Linear traversal	`arr[blockIdx.x*blockDim.x + threadIdx.x]`	✓
Row of 2D, fast dim	`arr[row][threadIdx.x]`	✓
Column of 2D, fast dim	`arr[threadIdx.x][col]`	✗ stride N
Padded 2D (pad=1)	`arr[row][threadIdx.x + 1]`	✓ (with one wasted byte at line boundary)
Vectorised load (float4)	`((float4*)arr)[i]`	✓ — 16 bytes per thread, 4× wider

That last row is the vector-load optimisation. Casting to float4* lets each thread load 16 bytes in one instruction. The warp issues a 32 × 16 = 512-byte load — which the controller still services as 4 cache-line transactions (the same count as 4 separate coalesced fp32 loads would take). The win isn't fewer transactions vs a coalesced scalar load (it's the same); it's fewer load instructions — 1 vector load instead of 4 scalar loads. Less issue pressure, more compute slots between loads. Vector loads do not fix uncoalesced access patterns — those still cost the controller the same scattered transactions.

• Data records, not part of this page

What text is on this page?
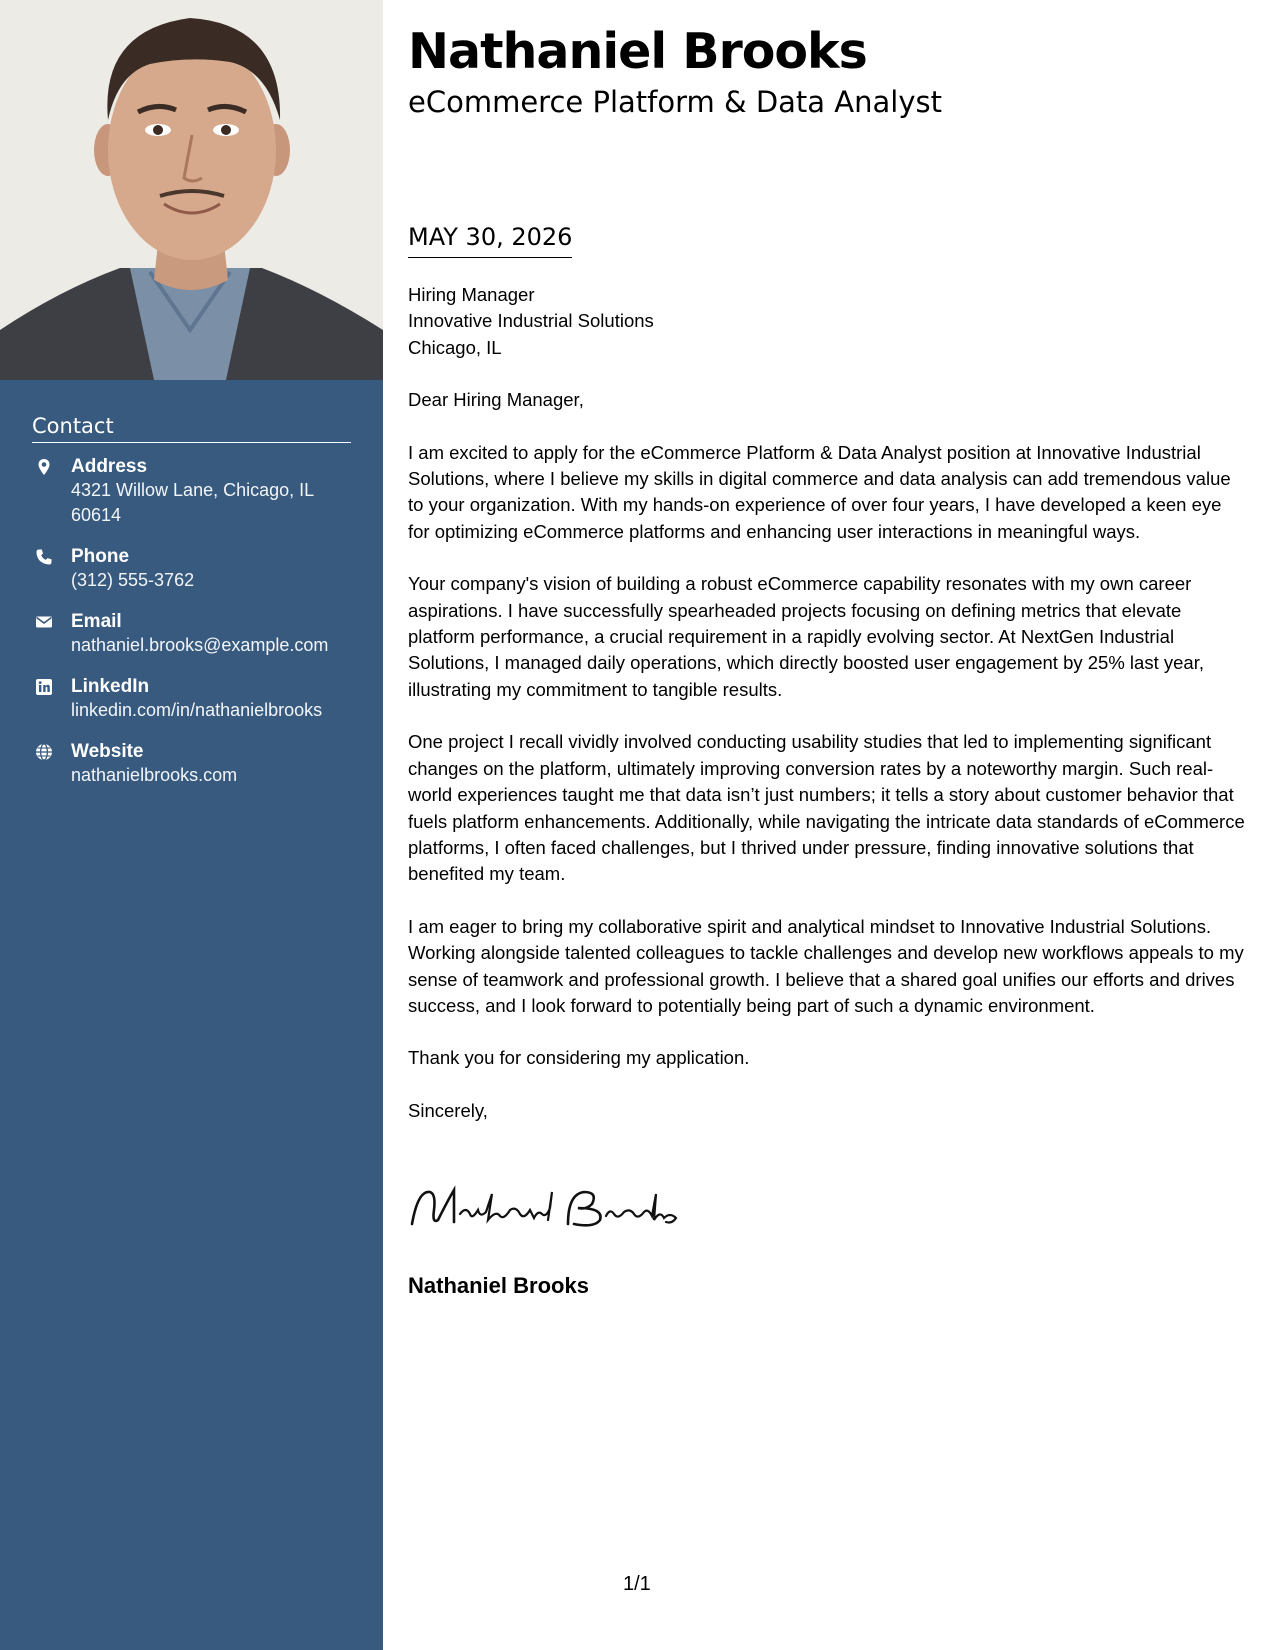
Contact
Address
4321 Willow Lane, Chicago, IL 60614
Phone
(312) 555-3762
Email
nathaniel.brooks@example.com
LinkedIn
linkedin.com/in/nathanielbrooks
Website
nathanielbrooks.com
Nathaniel Brooks
eCommerce Platform & Data Analyst
MAY 30, 2026
Hiring Manager
Innovative Industrial Solutions
Chicago, IL

Dear Hiring Manager,

I am excited to apply for the eCommerce Platform & Data Analyst position at Innovative Industrial Solutions, where I believe my skills in digital commerce and data analysis can add tremendous value to your organization. With my hands-on experience of over four years, I have developed a keen eye for optimizing eCommerce platforms and enhancing user interactions in meaningful ways.

Your company's vision of building a robust eCommerce capability resonates with my own career aspirations. I have successfully spearheaded projects focusing on defining metrics that elevate platform performance, a crucial requirement in a rapidly evolving sector. At NextGen Industrial Solutions, I managed daily operations, which directly boosted user engagement by 25% last year, illustrating my commitment to tangible results.

One project I recall vividly involved conducting usability studies that led to implementing significant changes on the platform, ultimately improving conversion rates by a noteworthy margin. Such real-world experiences taught me that data isn’t just numbers; it tells a story about customer behavior that fuels platform enhancements. Additionally, while navigating the intricate data standards of eCommerce platforms, I often faced challenges, but I thrived under pressure, finding innovative solutions that benefited my team.

I am eager to bring my collaborative spirit and analytical mindset to Innovative Industrial Solutions. Working alongside talented colleagues to tackle challenges and develop new workflows appeals to my sense of teamwork and professional growth. I believe that a shared goal unifies our efforts and drives success, and I look forward to potentially being part of such a dynamic environment.

Thank you for considering my application.

Sincerely,

Nathaniel Brooks
1/1
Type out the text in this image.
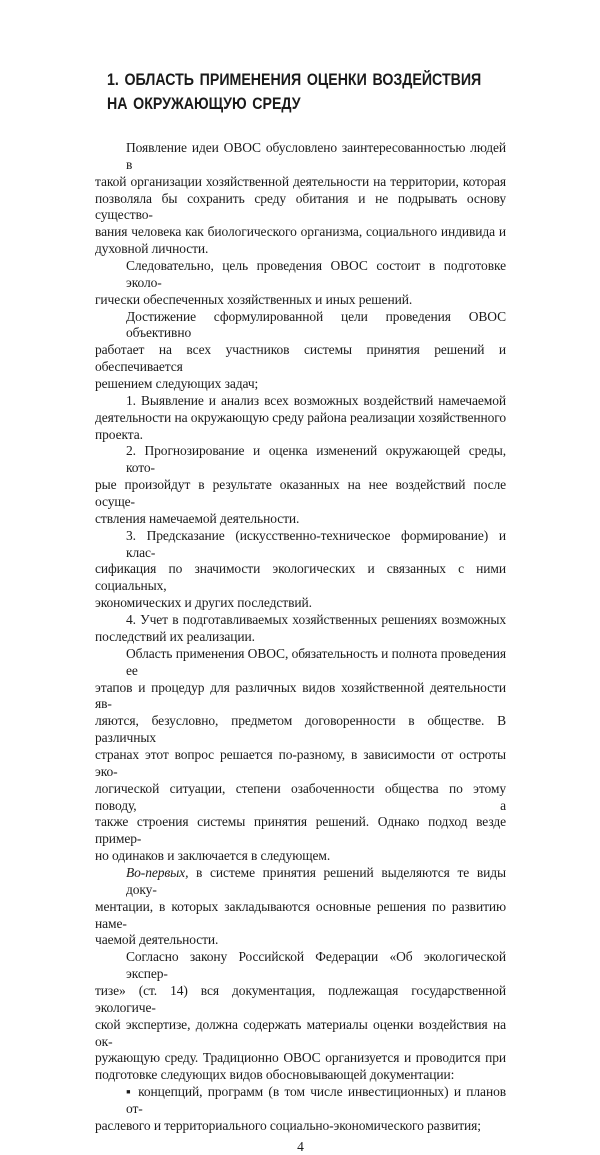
1. ОБЛАСТЬ ПРИМЕНЕНИЯ ОЦЕНКИ ВОЗДЕЙСТВИЯ
НА ОКРУЖАЮЩУЮ СРЕДУ
Появление идеи ОВОС обусловлено заинтересованностью людей в
такой организации хозяйственной деятельности на территории, которая
позволяла бы сохранить среду обитания и не подрывать основу существо-
вания человека как биологического организма, социального индивида и
духовной личности.
Следовательно, цель проведения ОВОС состоит в подготовке эколо-
гически обеспеченных хозяйственных и иных решений.
Достижение сформулированной цели проведения ОВОС объективно
работает на всех участников системы принятия решений и обеспечивается
решением следующих задач;
1. Выявление и анализ всех возможных воздействий намечаемой
деятельности на окружающую среду района реализации хозяйственного
проекта.
2. Прогнозирование и оценка изменений окружающей среды, кото-
рые произойдут в результате оказанных на нее воздействий после осуще-
ствления намечаемой деятельности.
3. Предсказание (искусственно-техническое формирование) и клас-
сификация по значимости экологических и связанных с ними социальных,
экономических и других последствий.
4. Учет в подготавливаемых хозяйственных решениях возможных
последствий их реализации.
Область применения ОВОС, обязательность и полнота проведения ее
этапов и процедур для различных видов хозяйственной деятельности яв-
ляются, безусловно, предметом договоренности в обществе. В различных
странах этот вопрос решается по-разному, в зависимости от остроты эко-
логической ситуации, степени озабоченности общества по этому поводу, а
также строения системы принятия решений. Однако подход везде пример-
но одинаков и заключается в следующем.
Во-первых, в системе принятия решений выделяются те виды доку-
ментации, в которых закладываются основные решения по развитию наме-
чаемой деятельности.
Согласно закону Российской Федерации «Об экологической экспер-
тизе» (ст. 14) вся документация, подлежащая государственной экологиче-
ской экспертизе, должна содержать материалы оценки воздействия на ок-
ружающую среду. Традиционно ОВОС организуется и проводится при
подготовке следующих видов обосновывающей документации:
▪ концепций, программ (в том числе инвестиционных) и планов от-
раслевого и территориального социально-экономического развития;
4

What "stride 2" looks like in practice

The "interleaved real/imag" trap: if you have a complex array stored as float arr[N*2] with real at even indices and imag at odd, and a thread reads only the real parts, the access pattern arr[2*i] is stride 2 across the warp. Two transactions per warp instead of one. The fix is to separate the arrays (struct-of-arrays vs array-of-structs).

The structural lesson — SoA vs AoS

Consider: which is faster on the GPU?

// Array of structs
struct Particle { float x, y, z, vx, vy, vz; };
Particle p[N];
// Thread i reads p[i].x → strided by 6 floats

// vs Struct of arrays
struct Particles { float x[N], y[N], z[N], vx[N], vy[N], vz[N]; };
Particles ps;
// Thread i reads ps.x[i] → coalesced

The SoA layout wins on GPUs every time. CPU programmers often default to AoS (better cache locality for one element); GPU programmers default to SoA (better coalescing across a warp). Both are right for their hardware.

Why writes deserve special care

Global stores on Hopper skip L1 and go through L2 (which is write-back, so a coalesced store typically lands in L2 just like a read would). The coalescing rules are the same — uncoalesced writes mean separate transactions for each cache line. The cost gap to reads is smaller than people often think; the structural rule is what matters: 32 threads writing to consecutive addresses = 1 transaction.

So when you have a choice between "coalesced read + strided write" and "strided read + coalesced write", prefer the latter. The shared-memory transpose (lesson 24) buys you both.

Interactive · access-pattern visualizer

Pick a stride. The widget plots which cache lines a warp touches and reports the resulting transaction count and effective bandwidth fraction.

Takeaway

Memory loads happen at cache-line granularity (128 bytes). A warp's 32 threads ideally read 32 consecutive elements, hitting 1 line, 1 transaction. Any stride larger than the element size scatters the warp across multiple lines, multiplying transactions. The fix is structural — Struct-of-Arrays, vector loads, transpose-via-SMEM. Get this right and your kernels run at memory-bandwidth-roofline speed.